Informasi mengenai link pendaftaran SNBT 2026 pun banyak dicari, terutama setelah tahapan Ujian Tulis Berbasis Komputer (UTBK) mulai memasuki fase registrasi.
Melalui jalur ini, peserta akan diseleksi berdasarkan hasil UTBK serta kriteria tambahan yang ditetapkan masing-masing perguruan tinggi.
Oleh karena itu, memahami alur pendaftaran hingga jadwal lengkap menjadi langkah awal yang sangat krusial agar tidak tertinggal tahapan penting.
Bagi calon peserta yang ingin mengikuti seleksi SNBT 2026, proses pendaftaran dilakukan secara daring melalui portal resmi Seleksi Nasional Penerimaan Mahasiswa Baru (SNPMB).
Peserta dapat mengakses link berikut untuk memulai proses pendaftaran:
https://portal.snpmb.id/
Melalui laman tersebut, peserta dapat membuat akun, melengkapi data diri, hingga mengikuti seluruh tahapan seleksi.
Penting untuk memastikan akses dilakukan melalui situs resmi guna menghindari kesalahan atau potensi penipuan.
Pelaksanaan SNBT 2026 telah memiliki jadwal yang terstruktur dan harus dipatuhi oleh seluruh peserta.
Pendaftaran dimulai pada 25 Maret 2026 dan akan ditutup pada 7 April 2026. Sementara itu, pembayaran biaya UTBK berlangsung hingga 8 April 2026 pukul 15.00 WIB.
Sebelum tahap pendaftaran, peserta wajib memiliki akun SNPMB yang dapat dibuat sejak 12 Januari hingga 7 April 2026.
Setelah itu, peserta dapat melanjutkan ke tahap pendaftaran UTBK-SNBT, dilanjutkan dengan pengunduhan kartu peserta pada 11–15 April 2026.
Adapun pelaksanaan UTBK dijadwalkan berlangsung pada 21 hingga 30 April 2026.
Hasil seleksi akan diumumkan pada 25 Mei 2026, dan peserta dapat mengunduh sertifikat UTBK mulai 2 Juni hingga 31 Juli 2026.
Untuk mengikuti SNBT 2026, terdapat sejumlah persyaratan yang wajib dipenuhi.

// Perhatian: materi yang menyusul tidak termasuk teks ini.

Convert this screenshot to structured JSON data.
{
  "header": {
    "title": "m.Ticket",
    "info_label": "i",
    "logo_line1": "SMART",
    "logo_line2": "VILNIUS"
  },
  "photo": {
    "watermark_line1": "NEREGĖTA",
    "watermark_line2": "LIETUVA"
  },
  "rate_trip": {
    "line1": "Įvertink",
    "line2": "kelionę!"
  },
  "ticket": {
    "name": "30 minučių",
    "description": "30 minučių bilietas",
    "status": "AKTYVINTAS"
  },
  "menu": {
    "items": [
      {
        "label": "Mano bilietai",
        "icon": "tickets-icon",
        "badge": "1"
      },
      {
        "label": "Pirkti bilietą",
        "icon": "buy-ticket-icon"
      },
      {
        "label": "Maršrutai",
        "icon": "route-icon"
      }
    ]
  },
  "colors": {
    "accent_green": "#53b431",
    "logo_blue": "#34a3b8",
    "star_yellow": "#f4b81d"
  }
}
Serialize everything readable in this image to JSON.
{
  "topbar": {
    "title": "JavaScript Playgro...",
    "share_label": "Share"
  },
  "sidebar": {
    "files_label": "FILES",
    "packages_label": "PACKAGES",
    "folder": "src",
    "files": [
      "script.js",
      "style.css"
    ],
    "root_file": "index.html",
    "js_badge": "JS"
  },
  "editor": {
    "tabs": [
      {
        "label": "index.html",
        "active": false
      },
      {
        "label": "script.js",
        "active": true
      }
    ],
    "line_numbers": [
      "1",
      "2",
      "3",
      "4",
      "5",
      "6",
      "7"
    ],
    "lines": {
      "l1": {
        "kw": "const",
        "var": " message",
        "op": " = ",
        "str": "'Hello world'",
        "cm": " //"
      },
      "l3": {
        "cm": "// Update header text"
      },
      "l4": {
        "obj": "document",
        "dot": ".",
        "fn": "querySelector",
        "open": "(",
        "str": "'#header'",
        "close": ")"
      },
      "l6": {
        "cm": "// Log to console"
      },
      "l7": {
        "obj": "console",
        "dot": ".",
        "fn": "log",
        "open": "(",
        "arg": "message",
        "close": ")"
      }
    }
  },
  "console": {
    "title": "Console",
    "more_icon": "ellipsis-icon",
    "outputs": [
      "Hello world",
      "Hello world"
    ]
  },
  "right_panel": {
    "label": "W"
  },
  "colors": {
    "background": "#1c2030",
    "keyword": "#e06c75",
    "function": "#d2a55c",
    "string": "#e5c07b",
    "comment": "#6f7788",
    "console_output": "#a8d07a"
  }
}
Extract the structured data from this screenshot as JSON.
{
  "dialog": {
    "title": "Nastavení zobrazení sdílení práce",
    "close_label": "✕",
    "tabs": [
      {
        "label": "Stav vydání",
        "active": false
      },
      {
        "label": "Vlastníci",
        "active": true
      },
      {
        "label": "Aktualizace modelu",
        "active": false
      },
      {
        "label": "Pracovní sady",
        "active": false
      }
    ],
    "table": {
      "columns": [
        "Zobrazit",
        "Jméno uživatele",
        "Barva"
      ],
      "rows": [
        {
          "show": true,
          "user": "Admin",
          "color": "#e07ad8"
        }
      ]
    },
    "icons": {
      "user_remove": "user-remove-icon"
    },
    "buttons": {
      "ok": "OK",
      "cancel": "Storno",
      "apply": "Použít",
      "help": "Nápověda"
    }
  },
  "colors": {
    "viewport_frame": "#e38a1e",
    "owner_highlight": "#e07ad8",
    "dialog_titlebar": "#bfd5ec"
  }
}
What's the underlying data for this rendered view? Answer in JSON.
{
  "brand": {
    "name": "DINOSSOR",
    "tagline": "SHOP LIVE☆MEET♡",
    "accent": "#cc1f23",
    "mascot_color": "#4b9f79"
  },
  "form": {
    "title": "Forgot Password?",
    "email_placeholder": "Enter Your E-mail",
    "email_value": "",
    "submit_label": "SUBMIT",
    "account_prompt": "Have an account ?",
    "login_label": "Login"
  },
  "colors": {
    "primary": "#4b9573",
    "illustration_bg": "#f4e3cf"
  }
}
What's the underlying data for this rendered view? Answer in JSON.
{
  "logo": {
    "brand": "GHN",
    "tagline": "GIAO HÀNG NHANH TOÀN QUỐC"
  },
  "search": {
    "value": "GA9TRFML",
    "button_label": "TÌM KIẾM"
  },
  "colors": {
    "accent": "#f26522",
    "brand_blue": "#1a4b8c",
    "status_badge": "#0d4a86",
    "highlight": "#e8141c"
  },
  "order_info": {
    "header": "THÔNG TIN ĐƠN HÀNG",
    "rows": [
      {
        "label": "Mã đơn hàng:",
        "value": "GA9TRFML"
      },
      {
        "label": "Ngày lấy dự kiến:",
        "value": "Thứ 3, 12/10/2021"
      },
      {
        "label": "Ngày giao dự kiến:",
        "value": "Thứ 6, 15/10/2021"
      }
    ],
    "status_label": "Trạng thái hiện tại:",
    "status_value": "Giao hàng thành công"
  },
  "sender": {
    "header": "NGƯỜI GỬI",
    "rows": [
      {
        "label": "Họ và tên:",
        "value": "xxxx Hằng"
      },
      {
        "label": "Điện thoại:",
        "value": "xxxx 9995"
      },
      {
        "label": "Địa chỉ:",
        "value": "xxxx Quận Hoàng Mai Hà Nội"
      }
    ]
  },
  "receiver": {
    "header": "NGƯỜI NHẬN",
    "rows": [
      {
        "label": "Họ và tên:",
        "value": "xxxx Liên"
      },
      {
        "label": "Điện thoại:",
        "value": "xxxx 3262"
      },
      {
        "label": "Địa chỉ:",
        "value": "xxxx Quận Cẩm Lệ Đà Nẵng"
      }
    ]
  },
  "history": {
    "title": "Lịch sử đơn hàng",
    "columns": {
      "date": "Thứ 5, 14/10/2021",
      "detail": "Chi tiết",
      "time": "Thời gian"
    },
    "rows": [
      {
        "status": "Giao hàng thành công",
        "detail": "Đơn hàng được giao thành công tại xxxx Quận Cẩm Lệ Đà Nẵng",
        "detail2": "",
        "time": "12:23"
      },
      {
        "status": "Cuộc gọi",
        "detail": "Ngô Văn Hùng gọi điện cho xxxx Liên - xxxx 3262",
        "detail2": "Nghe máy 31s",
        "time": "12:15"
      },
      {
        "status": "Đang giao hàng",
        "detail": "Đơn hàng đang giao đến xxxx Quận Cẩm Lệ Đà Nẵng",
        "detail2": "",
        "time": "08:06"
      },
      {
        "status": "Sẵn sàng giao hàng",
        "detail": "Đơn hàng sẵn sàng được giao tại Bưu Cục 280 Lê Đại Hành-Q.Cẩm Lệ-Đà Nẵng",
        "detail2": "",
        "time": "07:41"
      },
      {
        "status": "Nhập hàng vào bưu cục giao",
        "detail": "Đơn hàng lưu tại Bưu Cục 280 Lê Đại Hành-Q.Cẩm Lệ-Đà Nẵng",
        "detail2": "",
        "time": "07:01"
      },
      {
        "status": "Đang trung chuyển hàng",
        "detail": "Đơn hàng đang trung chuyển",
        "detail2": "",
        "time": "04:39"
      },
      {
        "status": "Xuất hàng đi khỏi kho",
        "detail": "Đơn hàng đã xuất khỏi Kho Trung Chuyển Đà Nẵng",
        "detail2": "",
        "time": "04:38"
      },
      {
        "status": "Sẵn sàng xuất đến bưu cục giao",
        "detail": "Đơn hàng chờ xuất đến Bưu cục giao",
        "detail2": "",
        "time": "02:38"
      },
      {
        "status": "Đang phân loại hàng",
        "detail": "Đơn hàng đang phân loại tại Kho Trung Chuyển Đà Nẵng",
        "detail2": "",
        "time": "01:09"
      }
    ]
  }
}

Peserta harus merupakan Warga Negara Indonesia (WNI) dan memiliki Nomor Induk Kependudukan (NIK).
Selain itu, peserta merupakan siswa kelas 12 tahun 2026 atau lulusan tahun 2024 dan 2025 dengan usia maksimal 25 tahun per 1 Juli 2026.
Bagi peserta yang belum memiliki ijazah, dapat menggunakan surat keterangan dari sekolah yang dilengkapi dengan identitas resmi.
Sementara itu, lulusan luar negeri diwajibkan menyertakan ijazah yang telah disetarakan.
Peserta juga harus dalam kondisi kesehatan yang memadai untuk mengikuti proses perkuliahan.
Khusus bagi penyandang disabilitas, terdapat dokumen tambahan yang perlu diunggah sesuai ketentuan.
Dengan sistem seleksi yang semakin kompetitif, persiapan sejak dini menjadi kunci utama keberhasilan.
Peserta tidak hanya dituntut memahami alur pendaftaran, tetapi juga mempersiapkan diri menghadapi UTBK dengan matang.
Memastikan seluruh tahapan dilakukan sesuai jadwal serta melengkapi dokumen dengan benar akan membantu menghindari kendala administratif.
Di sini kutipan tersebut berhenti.